Transsolar Lounge | Prof. Toby Cumberbatch and the SociaLite

Last Thursday we had our first Transsolar Lounge, and what a (literally) bright and inspirational evening it was! Our special guest, Professor Toby Cumberbatch, shared his work on SociaLite, a student-designed, locally-built solar lantern, and challenged us to think about impacts of climate change on those living in extreme poverty, particularly women. As an engineering professor at the Cooper Union, Toby set up the framework by which students from engineering, art and architecture backgrounds could team up to design solutions addressing energy, water and shelter in the majority world (otherwise known as developing countries) – SocialLite was born from this and has since received numerous grants from the National Science Foundation and the US Department of Energy for its continued development. It is currently being built and used by local residents of various communities in Ghana – I should add that much of the “manufacturing” happens under a mango tree. You can read more here and watch Toby in action at TEDx here.

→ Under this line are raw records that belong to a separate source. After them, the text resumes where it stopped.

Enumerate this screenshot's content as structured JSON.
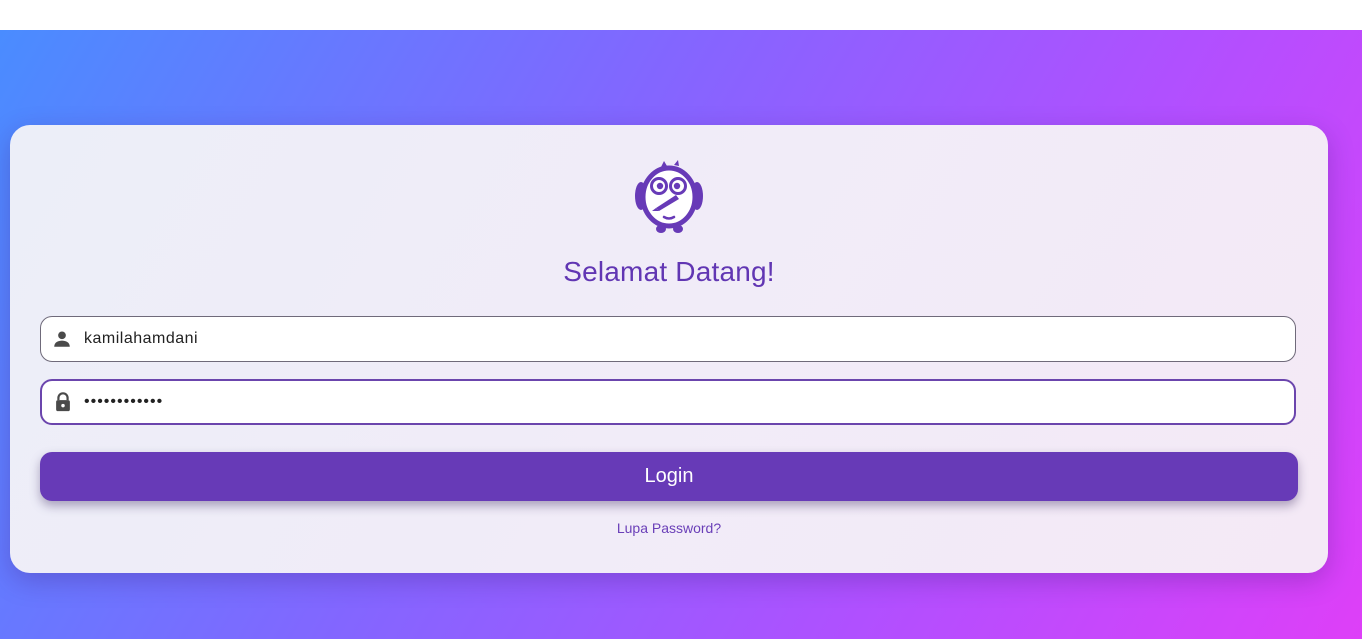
{
  "app": {
    "title": "Selamat Datang!",
    "logo_icon": "owl-logo-icon"
  },
  "form": {
    "username": {
      "value": "kamilahamdani",
      "icon": "person-icon"
    },
    "password": {
      "value": "••••••••••••",
      "icon": "lock-icon"
    },
    "login_label": "Login",
    "forgot_label": "Lupa Password?"
  },
  "colors": {
    "primary": "#673ab7",
    "title": "#6136b3",
    "gradient_start": "#4a8cff",
    "gradient_end": "#de3ff8"
  }
}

This jives right in tune with Transsolar Academy, a fellowship program we formed as a result of our “Connect Ideas – Maximize Impact” symposium in 2012, to connect with young architects and engineers in parts of the world where we have had nearly no impact. As we welcome our third class of Academy fellows, not only have we had the honor to share our climate engineering practice with them, but we have also learned immensely from them. Sustainability as we understand it in the western and industrialized world is by no means the same everywhere else. But it doesn’t mean that we should not try to understand how our engineering practices and education could positively affect and, more importantly, be affected by lessons learned from those who have less. As Toby put it, “In the end, it is probably we who have a lot more to learn from these women who live in abject poverty than they have to learn from us…”

Many thanks to Toby for giving spark to our first Transsolar Lounge and to our guests for joining us. We look forward to seeing everyone at the next Lounge!